How do you compute the derivative of the sum of eigenvalues?

The sum of the eigenvalues of a matrix A(t) equals the trace tr(A(t)), so the derivative of the sum of eigenvalues is simply tr(A'(t)). This convenient property allows computation without finding individual eigenvalues.

How do you compute the derivative of the product of eigenvalues?

The product of the eigenvalues of A(t) equals the determinant det(A(t)), so the derivative of the product is given by Jacobi's formula: d/dt det(A) = tr(adj(A) · A'(t)). When A is nonsingular, this simplifies to det(A) · tr(A⁻¹ A'(t)).

What conditions are needed for eigenvalue and eigenvector derivatives?

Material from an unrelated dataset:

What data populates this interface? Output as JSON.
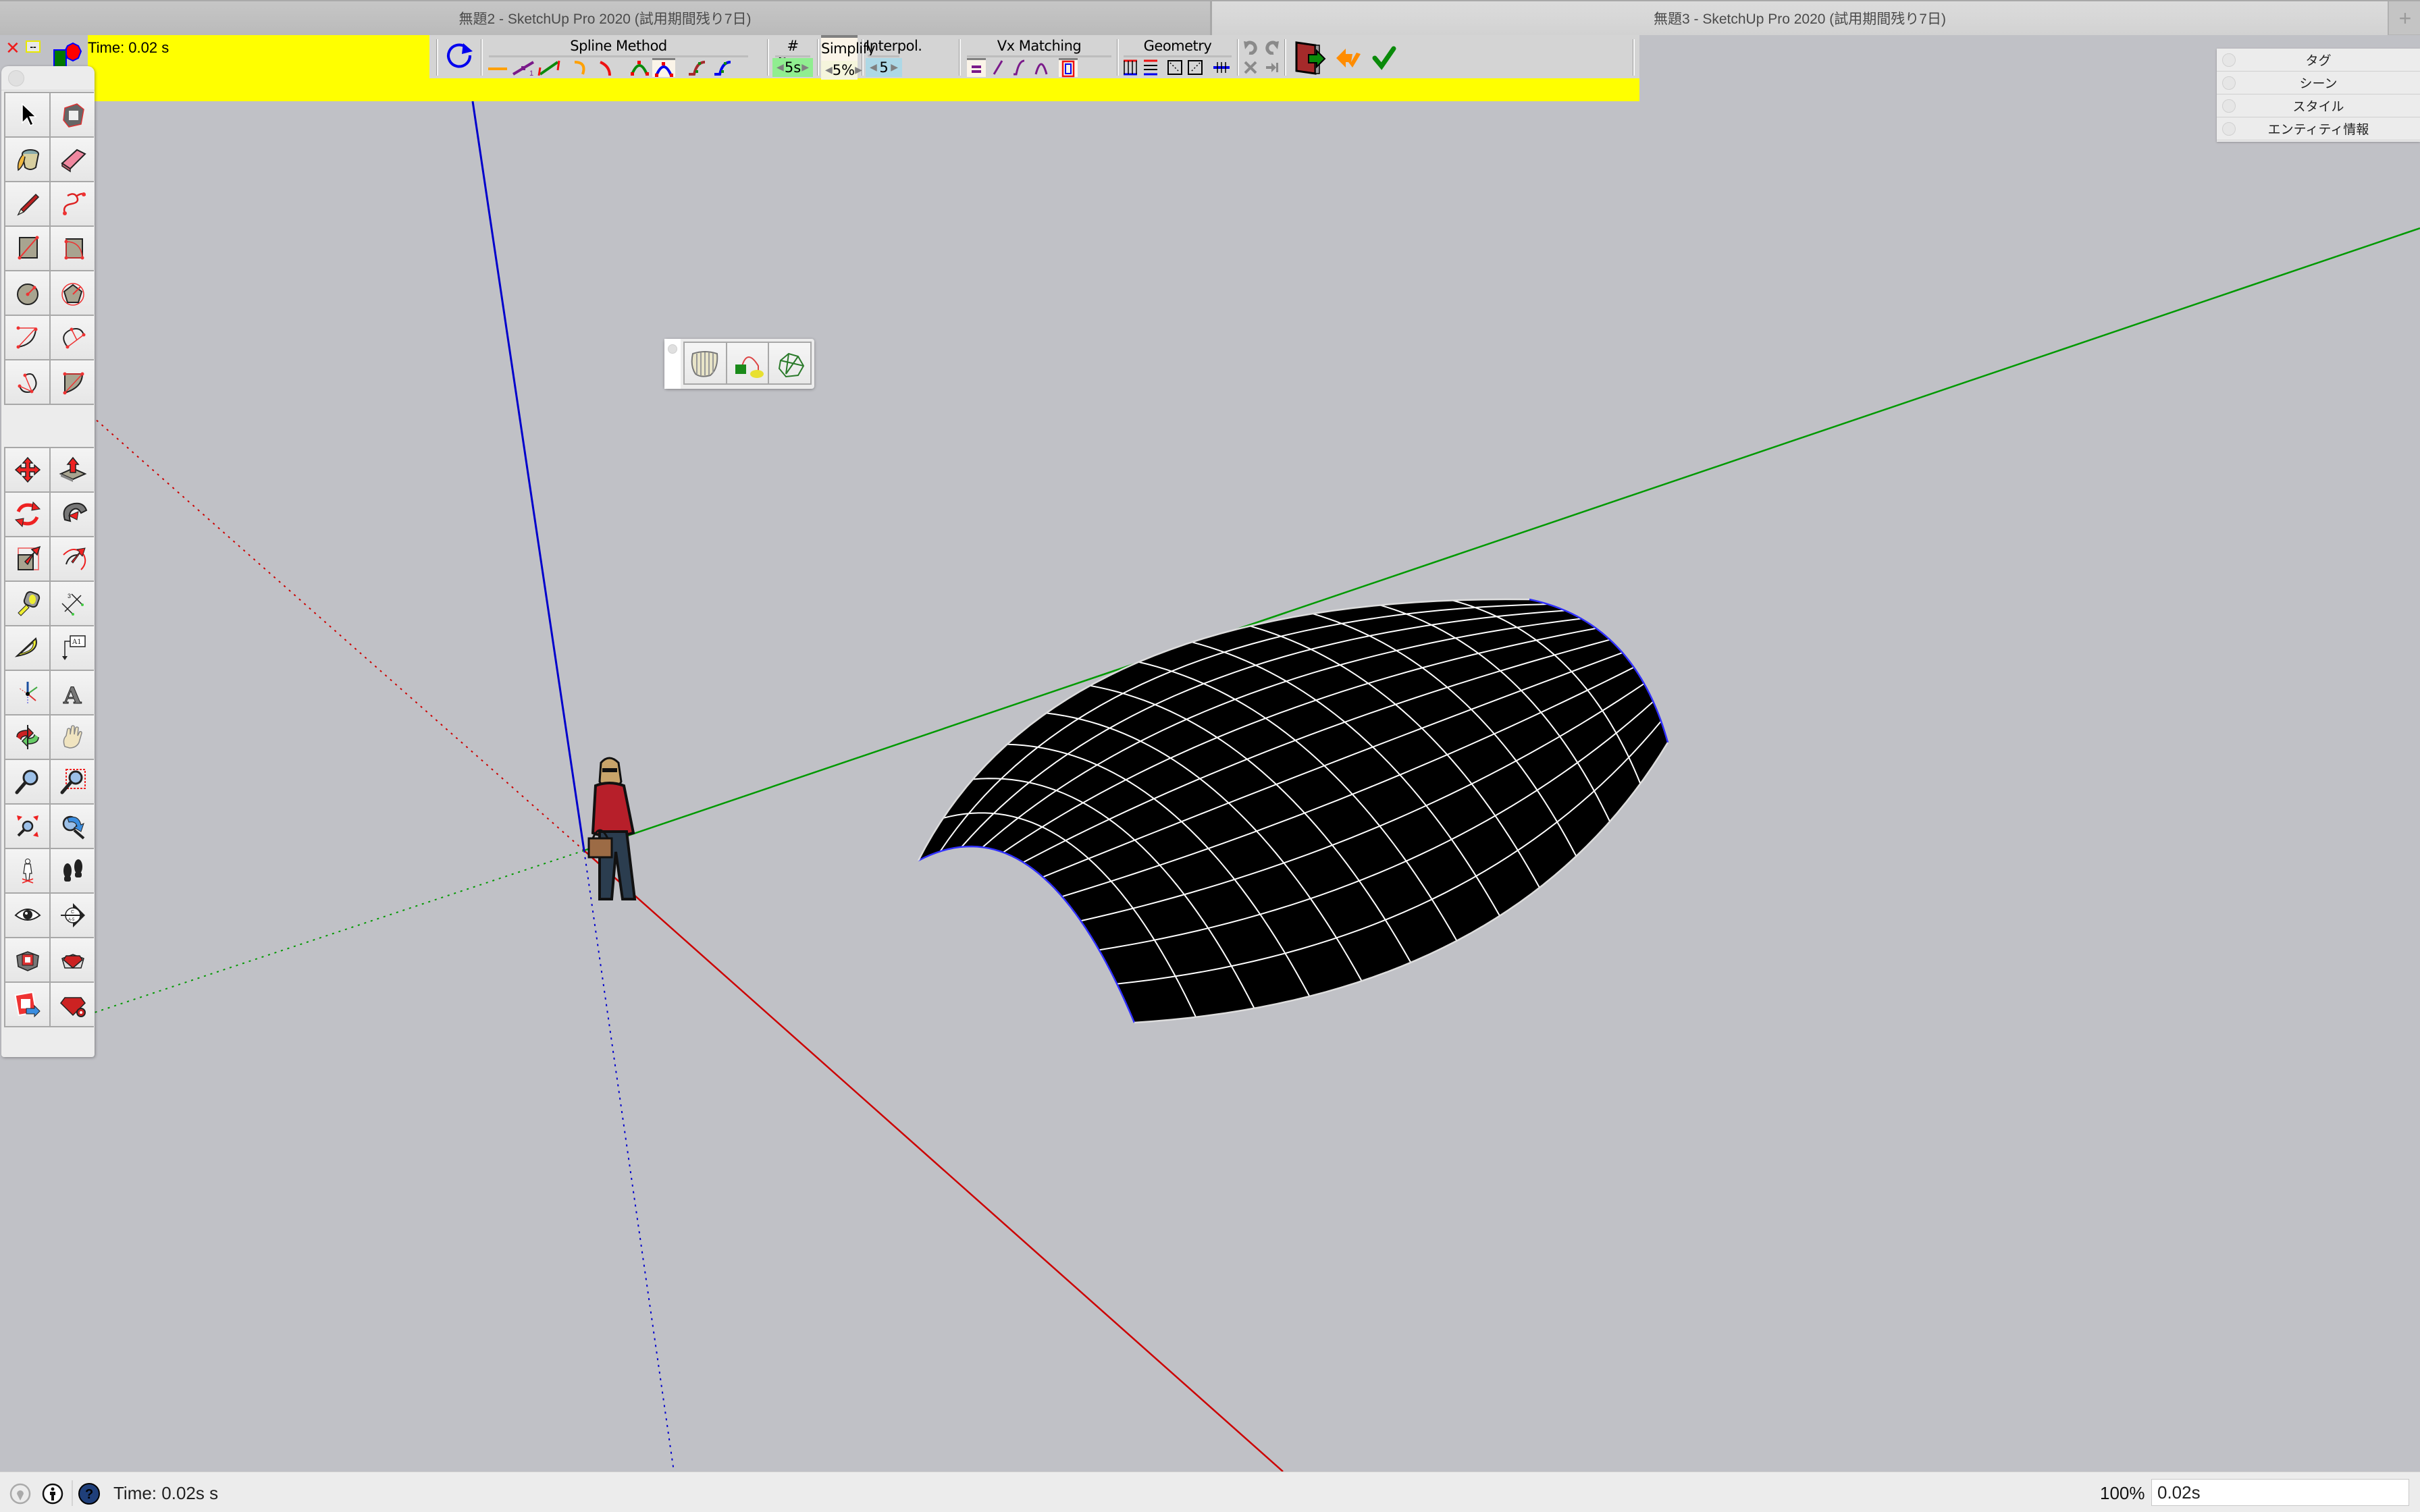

When the eigenvalue is simple (multiplicity 1), the derivatives of the eigenvalue and eigenvector with respect to matrix parameters are well-defined. For degenerate (repeated) eigenvalues, a perturbation-theoretic treatment is required.

Proofs Chapter 9: Eigenvalue Derivatives (Basic Formulas)

証明集第9章：固有値の微分（基本公式）

This chapter proves the derivatives of eigenvalues and eigenvectors. Eigenvalue sensitivity analysis is an important theme at the intersection of physics, engineering, and statistics, including structural eigenfrequency design optimization in vibration engineering, variance-explained fluctuations in principal component analysis (PCA), and the Hellmann–Feynman theorem in quantum mechanics. We cover both symmetric and general matrices, from derivatives of the sum and product of eigenvalues to perturbation formulas for individual eigenvalues and eigenvectors.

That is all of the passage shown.